Using the data above, we can use the
get_flowline_index()
function to get the comid, reachcode,
and measure of our starting point like this.
get_flowline_index(flowline, start_point)
#> id COMID REACHCODE REACH_meas offset
#> 1 1 13293750 07090002007373 41.8 0.0009619865
get_flowline_index()
will work with a list of points
too. For demonstration purposes, we can use the gages in our subset from
above.
gage <- sf::read_sf(output_file, "Gage")
get_flowline_index(flowline, sf::st_geometry(gage), precision = 10)

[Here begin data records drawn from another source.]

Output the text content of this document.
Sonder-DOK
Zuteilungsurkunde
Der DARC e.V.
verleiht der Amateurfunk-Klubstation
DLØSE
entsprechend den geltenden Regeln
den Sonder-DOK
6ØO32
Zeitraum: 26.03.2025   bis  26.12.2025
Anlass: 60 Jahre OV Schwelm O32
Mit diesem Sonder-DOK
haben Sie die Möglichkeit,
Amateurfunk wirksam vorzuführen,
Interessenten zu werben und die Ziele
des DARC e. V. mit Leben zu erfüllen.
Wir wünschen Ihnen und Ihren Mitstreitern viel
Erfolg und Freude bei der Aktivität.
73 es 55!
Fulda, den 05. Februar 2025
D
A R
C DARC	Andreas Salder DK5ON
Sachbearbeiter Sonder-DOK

#> id COMID REACHCODE REACH_meas offset
#> 1 2 13294276 07090002008387 14.8344 0.000012415352
#> 2 3 13294264 07090002007650 56.4452 0.000020761363
#> 3 4 13293750 07090002007373 42.5086 0.000025174363
#> 4 5 13294312 07090002008383 1.2149 0.000002608798
#> 5 6 13294264 07090002007650 41.0537 0.000032819820
#> 6 7 13294264 07090002007650 2.0882 0.000002499335
#> 7 9 13294300 07090002008379 85.4447 0.000016089689
#> 8 10 13293690 07090002007648 0.7648 0.000014026465
#> 9 11 13294264 07090002007650 71.4057 0.008205090544
#> 10 13 13294176 07090002007664 6.1175 0.000032343949
#> 11 15 13294290 07090002008374 88.0159 0.000028377490
#> 12 16 13294138 07090002007709 73.3730 0.000011168868
#> 13 18 13293486 07090002007724 8.8510 0.000012021333
#> 14 19 13293512 07090002007723 5.9875 0.000010197748
#> 15 20 13294176 07090002007664 16.9945 0.000012367772
#> 16 22 13293474 07090002007713 72.0840 0.000005833049
#> 17 23 13293520 07090002007676 18.1948 0.000030297908
#> 18 26 13293512 07090002007723 68.1727 0.000026036784
#> 19 27 13294264 07090002007650 97.1682 0.000014164679
#> 20 29 13293456 07090002007738 90.8329 0.000036145292
#> 21 31 13293512 07090002007723 67.6234 0.000022194820
#> 22 33 13293576 07090002008236 2.7112 0.000009617344
For more info about get_flowline_index()
and other
indexing functions, see the article vignette("indexing")
about it or the reference page that describes it.